When the film begins, a leery young Garland is strolling down the yellow brick road with the domineering studio head Louis B. Mayer as he lays out her future for her: She can either be an average nobody, or a star. To be a star, it is going to take major sacrifices, primarily caloric. Poor Garland just wants to be a kid and, later, just wants to be a mother to her own kids, but everyone who recognizes her incredible talent sees her as a cash cow and milks her accordingly. The other thing that keeps her performing, as one character says late in the film, is that “I don’t think she can help herself.”

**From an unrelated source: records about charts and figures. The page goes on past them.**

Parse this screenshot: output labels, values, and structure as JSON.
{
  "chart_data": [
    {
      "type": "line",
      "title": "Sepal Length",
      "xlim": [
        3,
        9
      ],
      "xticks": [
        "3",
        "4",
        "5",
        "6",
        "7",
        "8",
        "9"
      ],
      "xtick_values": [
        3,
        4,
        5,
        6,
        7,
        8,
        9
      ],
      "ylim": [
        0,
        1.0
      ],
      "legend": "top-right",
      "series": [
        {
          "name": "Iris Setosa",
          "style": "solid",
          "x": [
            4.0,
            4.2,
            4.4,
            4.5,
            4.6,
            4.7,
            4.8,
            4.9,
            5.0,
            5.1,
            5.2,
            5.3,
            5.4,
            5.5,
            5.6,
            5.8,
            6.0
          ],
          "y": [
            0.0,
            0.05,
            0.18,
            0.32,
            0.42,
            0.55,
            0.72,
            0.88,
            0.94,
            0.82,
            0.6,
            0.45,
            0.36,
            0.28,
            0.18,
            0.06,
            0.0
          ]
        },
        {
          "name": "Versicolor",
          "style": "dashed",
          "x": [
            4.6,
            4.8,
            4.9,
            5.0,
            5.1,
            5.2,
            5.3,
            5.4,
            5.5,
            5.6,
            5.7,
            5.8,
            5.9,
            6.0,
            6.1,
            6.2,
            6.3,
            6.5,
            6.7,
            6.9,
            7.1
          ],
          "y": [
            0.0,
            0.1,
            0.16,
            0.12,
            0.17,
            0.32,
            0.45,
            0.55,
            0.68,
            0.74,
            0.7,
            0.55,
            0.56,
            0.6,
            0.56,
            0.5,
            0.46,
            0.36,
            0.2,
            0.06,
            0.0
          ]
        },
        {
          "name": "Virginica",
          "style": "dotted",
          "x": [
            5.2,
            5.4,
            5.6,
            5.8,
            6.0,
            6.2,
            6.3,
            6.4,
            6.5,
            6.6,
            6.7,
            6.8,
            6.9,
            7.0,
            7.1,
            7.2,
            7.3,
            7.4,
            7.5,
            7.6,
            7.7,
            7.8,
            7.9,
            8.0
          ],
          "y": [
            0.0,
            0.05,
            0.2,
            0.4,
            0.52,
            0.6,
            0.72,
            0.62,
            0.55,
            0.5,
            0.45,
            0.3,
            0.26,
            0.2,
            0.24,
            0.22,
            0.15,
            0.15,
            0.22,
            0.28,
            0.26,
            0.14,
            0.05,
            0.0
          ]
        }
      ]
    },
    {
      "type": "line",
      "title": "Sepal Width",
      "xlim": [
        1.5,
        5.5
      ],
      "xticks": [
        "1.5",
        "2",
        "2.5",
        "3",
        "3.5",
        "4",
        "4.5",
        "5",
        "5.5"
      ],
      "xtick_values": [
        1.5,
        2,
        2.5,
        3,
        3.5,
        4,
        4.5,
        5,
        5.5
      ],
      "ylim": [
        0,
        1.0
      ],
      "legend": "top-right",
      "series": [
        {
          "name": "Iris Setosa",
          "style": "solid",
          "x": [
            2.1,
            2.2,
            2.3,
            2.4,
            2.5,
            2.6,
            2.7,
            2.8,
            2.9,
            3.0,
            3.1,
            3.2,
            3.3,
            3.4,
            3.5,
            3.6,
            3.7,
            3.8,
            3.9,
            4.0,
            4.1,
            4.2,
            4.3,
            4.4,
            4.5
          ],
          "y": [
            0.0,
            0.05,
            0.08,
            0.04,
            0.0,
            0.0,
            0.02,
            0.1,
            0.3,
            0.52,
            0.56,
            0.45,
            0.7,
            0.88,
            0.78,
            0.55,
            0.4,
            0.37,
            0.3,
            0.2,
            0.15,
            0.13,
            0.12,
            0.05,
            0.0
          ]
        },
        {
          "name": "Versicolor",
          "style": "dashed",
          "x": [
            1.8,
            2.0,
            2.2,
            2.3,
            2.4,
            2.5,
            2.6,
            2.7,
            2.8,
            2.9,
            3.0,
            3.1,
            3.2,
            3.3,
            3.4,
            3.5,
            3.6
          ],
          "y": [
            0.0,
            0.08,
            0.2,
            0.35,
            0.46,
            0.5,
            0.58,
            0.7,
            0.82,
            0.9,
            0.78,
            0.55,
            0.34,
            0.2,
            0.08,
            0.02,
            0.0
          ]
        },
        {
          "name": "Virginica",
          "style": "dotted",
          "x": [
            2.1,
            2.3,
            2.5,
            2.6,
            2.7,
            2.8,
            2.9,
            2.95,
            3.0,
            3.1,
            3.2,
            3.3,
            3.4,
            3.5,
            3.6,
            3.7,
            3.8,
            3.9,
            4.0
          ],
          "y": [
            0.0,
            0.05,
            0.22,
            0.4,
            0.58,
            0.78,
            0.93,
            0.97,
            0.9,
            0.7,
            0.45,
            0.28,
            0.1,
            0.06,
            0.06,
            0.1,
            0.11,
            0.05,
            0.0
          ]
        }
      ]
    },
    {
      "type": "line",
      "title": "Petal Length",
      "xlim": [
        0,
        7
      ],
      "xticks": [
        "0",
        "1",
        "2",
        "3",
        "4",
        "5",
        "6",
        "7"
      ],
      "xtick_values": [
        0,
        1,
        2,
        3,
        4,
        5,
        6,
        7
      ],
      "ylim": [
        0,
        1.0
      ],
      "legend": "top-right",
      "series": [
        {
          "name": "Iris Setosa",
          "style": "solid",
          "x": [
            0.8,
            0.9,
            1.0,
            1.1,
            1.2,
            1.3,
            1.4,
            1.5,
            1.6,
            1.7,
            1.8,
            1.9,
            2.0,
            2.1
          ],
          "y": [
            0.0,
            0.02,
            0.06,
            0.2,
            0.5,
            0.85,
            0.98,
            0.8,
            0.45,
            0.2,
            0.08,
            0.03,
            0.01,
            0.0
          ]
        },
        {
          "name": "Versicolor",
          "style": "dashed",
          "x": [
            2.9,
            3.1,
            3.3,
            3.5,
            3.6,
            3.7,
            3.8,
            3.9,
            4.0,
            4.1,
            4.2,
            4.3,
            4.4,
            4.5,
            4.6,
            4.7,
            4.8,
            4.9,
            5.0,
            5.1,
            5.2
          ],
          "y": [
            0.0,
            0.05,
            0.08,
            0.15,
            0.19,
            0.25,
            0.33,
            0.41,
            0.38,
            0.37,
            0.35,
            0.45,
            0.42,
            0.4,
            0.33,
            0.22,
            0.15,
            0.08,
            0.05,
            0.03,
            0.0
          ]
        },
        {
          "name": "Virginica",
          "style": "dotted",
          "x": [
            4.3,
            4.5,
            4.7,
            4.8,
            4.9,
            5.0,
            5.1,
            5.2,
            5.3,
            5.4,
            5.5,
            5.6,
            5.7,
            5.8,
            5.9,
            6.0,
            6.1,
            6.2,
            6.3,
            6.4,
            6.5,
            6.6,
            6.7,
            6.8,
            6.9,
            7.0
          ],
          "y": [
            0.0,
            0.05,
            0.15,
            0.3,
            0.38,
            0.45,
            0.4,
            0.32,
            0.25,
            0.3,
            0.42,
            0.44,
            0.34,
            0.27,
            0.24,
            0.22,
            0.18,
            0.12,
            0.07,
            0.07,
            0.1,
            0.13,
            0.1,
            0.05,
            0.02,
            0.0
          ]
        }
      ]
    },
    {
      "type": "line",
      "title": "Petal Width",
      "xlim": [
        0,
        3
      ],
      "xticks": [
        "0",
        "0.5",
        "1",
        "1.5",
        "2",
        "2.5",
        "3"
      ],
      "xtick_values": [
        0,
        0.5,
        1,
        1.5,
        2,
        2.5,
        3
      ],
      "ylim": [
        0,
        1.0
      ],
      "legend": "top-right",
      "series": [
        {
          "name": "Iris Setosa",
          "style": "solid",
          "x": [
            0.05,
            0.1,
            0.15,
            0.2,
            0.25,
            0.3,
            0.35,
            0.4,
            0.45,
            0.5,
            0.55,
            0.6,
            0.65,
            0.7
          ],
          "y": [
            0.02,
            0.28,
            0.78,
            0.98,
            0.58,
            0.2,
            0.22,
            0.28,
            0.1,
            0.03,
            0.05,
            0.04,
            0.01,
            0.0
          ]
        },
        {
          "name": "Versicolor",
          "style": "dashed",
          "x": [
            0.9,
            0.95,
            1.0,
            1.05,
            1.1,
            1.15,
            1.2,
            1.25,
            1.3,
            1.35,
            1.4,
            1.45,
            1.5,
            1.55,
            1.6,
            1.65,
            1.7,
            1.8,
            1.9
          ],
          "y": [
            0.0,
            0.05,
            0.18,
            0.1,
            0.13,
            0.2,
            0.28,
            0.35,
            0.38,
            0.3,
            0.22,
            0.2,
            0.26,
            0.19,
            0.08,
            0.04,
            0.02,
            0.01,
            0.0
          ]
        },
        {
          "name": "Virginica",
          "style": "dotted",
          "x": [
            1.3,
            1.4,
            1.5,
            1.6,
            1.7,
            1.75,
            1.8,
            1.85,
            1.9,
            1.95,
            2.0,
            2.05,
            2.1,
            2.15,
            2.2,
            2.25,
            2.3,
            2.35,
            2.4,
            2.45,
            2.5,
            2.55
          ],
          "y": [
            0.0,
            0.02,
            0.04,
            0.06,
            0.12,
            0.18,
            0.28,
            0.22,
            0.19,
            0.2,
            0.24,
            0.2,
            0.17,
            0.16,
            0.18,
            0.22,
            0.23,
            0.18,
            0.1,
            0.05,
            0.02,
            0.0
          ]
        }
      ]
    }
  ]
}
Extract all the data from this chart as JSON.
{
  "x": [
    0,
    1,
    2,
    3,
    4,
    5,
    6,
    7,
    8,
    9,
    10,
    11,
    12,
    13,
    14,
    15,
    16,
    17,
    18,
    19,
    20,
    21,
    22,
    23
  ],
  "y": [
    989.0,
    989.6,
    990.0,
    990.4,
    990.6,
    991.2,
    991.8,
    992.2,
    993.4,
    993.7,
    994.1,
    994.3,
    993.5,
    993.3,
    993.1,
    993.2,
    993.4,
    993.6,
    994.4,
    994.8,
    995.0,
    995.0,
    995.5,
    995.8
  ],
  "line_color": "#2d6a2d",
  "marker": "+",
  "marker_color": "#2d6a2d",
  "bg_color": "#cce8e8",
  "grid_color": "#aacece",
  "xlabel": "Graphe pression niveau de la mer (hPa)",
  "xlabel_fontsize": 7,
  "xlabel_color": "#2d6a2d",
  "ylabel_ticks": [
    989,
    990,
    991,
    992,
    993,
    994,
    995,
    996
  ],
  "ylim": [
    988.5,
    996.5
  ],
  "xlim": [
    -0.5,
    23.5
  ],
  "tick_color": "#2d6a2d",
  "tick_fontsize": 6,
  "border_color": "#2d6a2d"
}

By the late 1960s, Garland was in dire financial straits, moving her two young children from one hotel to another, lugging all of their possessions in suitcases. Compelled to take the only job offer she can get so she can eventually keep custody of her children, Garland reluctantly leaves them with their father and heads to London for a sold-out nightclub gig. When the trembling Zellweger finally turns on full Garland to perform onstage, it is electrifying. Zellweger really captures Garland’s physicality performing, and sings all the songs herself.

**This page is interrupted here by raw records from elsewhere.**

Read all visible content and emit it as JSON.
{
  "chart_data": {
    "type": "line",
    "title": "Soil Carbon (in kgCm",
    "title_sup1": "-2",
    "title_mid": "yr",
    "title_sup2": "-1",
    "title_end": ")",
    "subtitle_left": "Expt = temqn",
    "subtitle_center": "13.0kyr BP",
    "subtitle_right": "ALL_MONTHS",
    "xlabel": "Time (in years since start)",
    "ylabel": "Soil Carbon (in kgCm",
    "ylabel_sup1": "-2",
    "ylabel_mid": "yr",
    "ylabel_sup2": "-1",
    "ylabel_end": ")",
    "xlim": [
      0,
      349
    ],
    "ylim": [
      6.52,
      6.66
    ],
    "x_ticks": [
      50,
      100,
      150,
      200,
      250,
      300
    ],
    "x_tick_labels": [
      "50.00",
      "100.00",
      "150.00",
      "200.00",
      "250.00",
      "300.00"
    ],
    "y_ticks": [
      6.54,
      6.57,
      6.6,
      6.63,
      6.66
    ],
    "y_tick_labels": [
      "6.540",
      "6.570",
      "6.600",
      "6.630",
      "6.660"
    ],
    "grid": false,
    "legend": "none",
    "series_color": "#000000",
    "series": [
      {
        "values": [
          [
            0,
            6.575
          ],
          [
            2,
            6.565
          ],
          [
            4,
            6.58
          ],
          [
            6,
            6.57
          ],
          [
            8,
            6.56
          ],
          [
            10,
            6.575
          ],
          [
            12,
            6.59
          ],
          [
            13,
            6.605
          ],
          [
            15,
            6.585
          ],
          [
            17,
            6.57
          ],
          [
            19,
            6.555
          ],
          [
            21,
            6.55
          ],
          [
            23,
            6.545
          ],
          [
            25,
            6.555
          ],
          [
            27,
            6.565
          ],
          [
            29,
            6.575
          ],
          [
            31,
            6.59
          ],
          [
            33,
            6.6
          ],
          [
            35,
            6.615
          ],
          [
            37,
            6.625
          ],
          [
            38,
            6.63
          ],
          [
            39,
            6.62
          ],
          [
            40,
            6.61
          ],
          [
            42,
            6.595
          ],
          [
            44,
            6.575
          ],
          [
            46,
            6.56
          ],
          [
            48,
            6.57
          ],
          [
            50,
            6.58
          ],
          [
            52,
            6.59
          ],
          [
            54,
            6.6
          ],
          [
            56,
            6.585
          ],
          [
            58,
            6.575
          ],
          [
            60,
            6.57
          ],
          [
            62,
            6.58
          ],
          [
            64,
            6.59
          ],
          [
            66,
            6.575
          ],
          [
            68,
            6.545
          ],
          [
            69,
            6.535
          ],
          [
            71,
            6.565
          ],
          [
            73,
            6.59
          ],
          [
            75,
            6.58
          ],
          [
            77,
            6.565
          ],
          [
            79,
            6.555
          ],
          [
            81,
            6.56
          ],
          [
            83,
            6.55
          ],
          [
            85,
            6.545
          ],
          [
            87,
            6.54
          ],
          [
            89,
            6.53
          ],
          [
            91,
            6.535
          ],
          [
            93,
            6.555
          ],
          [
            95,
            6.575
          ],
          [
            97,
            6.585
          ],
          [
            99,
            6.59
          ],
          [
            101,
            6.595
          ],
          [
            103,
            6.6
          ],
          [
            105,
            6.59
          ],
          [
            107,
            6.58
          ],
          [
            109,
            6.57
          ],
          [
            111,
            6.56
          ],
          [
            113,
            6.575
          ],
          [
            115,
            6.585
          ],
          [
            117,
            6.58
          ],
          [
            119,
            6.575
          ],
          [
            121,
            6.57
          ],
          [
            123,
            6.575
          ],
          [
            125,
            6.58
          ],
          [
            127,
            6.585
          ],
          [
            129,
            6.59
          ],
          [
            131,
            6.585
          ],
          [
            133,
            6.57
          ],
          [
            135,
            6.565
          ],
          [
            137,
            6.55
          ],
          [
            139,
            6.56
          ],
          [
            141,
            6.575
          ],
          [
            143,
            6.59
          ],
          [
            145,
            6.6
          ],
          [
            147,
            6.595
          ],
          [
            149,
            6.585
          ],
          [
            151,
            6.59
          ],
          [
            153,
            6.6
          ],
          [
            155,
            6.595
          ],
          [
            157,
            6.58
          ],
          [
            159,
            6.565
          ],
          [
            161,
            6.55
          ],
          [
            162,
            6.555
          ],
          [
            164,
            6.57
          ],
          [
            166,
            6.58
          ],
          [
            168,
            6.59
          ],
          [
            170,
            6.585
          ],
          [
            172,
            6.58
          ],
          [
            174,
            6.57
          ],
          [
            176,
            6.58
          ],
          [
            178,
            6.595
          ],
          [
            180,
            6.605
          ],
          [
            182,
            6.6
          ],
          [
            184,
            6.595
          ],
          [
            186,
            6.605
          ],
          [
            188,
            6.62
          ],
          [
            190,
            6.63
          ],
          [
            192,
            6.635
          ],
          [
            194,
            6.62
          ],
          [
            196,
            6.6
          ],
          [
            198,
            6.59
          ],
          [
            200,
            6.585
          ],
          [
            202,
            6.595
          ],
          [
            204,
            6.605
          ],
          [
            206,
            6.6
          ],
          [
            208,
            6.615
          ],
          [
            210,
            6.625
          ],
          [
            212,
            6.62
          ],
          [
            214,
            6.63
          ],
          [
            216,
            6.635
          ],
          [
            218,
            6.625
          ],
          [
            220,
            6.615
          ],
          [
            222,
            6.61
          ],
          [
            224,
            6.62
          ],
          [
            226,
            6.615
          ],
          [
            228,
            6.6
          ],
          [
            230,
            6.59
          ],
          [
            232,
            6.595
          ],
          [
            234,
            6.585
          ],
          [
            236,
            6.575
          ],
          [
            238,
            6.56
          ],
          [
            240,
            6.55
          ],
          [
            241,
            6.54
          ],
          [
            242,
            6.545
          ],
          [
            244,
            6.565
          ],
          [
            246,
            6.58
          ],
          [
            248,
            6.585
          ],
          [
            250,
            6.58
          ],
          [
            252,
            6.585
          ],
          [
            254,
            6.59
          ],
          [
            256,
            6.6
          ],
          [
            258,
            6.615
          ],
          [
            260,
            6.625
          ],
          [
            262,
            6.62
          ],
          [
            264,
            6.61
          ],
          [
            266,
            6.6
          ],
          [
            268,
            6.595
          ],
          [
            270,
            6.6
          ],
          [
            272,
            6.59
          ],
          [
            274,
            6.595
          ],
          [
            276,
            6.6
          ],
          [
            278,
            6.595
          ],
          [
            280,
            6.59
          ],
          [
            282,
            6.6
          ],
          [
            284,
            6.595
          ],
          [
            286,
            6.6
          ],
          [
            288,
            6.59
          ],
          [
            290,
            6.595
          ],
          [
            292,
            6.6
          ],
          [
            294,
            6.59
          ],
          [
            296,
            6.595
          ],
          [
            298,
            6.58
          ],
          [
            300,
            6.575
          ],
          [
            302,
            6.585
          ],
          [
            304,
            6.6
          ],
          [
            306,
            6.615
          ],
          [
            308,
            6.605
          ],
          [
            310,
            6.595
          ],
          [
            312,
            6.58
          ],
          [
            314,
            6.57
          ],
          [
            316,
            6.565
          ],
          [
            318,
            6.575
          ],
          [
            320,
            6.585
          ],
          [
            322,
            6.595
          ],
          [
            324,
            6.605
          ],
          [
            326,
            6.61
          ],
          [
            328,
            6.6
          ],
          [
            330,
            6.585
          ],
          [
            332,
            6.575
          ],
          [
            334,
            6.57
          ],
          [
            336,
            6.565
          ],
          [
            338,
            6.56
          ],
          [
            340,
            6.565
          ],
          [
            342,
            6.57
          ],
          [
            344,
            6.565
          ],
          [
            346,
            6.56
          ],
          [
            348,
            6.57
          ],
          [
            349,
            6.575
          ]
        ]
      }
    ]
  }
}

In addition to turning in a great performance, the choice of Zellweger for this role added another layer of meaning, as this film represents something of a comeback for Zellweger herself, who was a major ingénue and star years ago but then seemingly disappeared. (She won an Oscar in 2003 for “Cold Mountain.”) When I watched her playing poor Garland, still scared in her 50s to eat a slice of birthday cake and still popping the pills they forced on her as a kid, I remembered the furor over Zellweger’s supposedly shocking new appearance after a longish absence from the public eye. This role seems like a particularly meaningful way for Zellweger to make her comeback.
The flashbacks of Garland as a child amply explain the drug addiction she maintains as an adult and, of course, it is infuriating to see the level of control they put her under, because they wanted her to be thinner. The emotion is easy to feel, even when the structure of the film itself is a little dull and straightforward.
Individual scenes and characters are great, like the two gay guys she meets in London after one of her shows, huge fans who find themselves weeping with emotion as she sings “Get Happy” of all things, right in their kitchen. And while Zellweger’s outsized stage scenes are terrific, both the triumphs and the disasters, she is even more heartbreaking as an obviously loving and beloved mother to her two young kids. There is an early scene where you see her turn on her creativity, spirit and charm to cheer them up right before she takes the trip she does not want to take to London, and I have thought about that more than any of the louder parts of the film.
The overall effect of “Judy” is not terribly memorable, but Garland herself is. As a biopic, it is not extraordinary and it verges on cheesy more than once, but watch it to see what all the fuss over Zellweger is about. Of course, if you just like a juicy true Hollywood story, “Judy” has plenty of painful, behind-the-scenes details for you to dissect, and I for one will feel guilty every time I watch “The Wizard of Oz” from now on.
“Judy” is currently available to rent.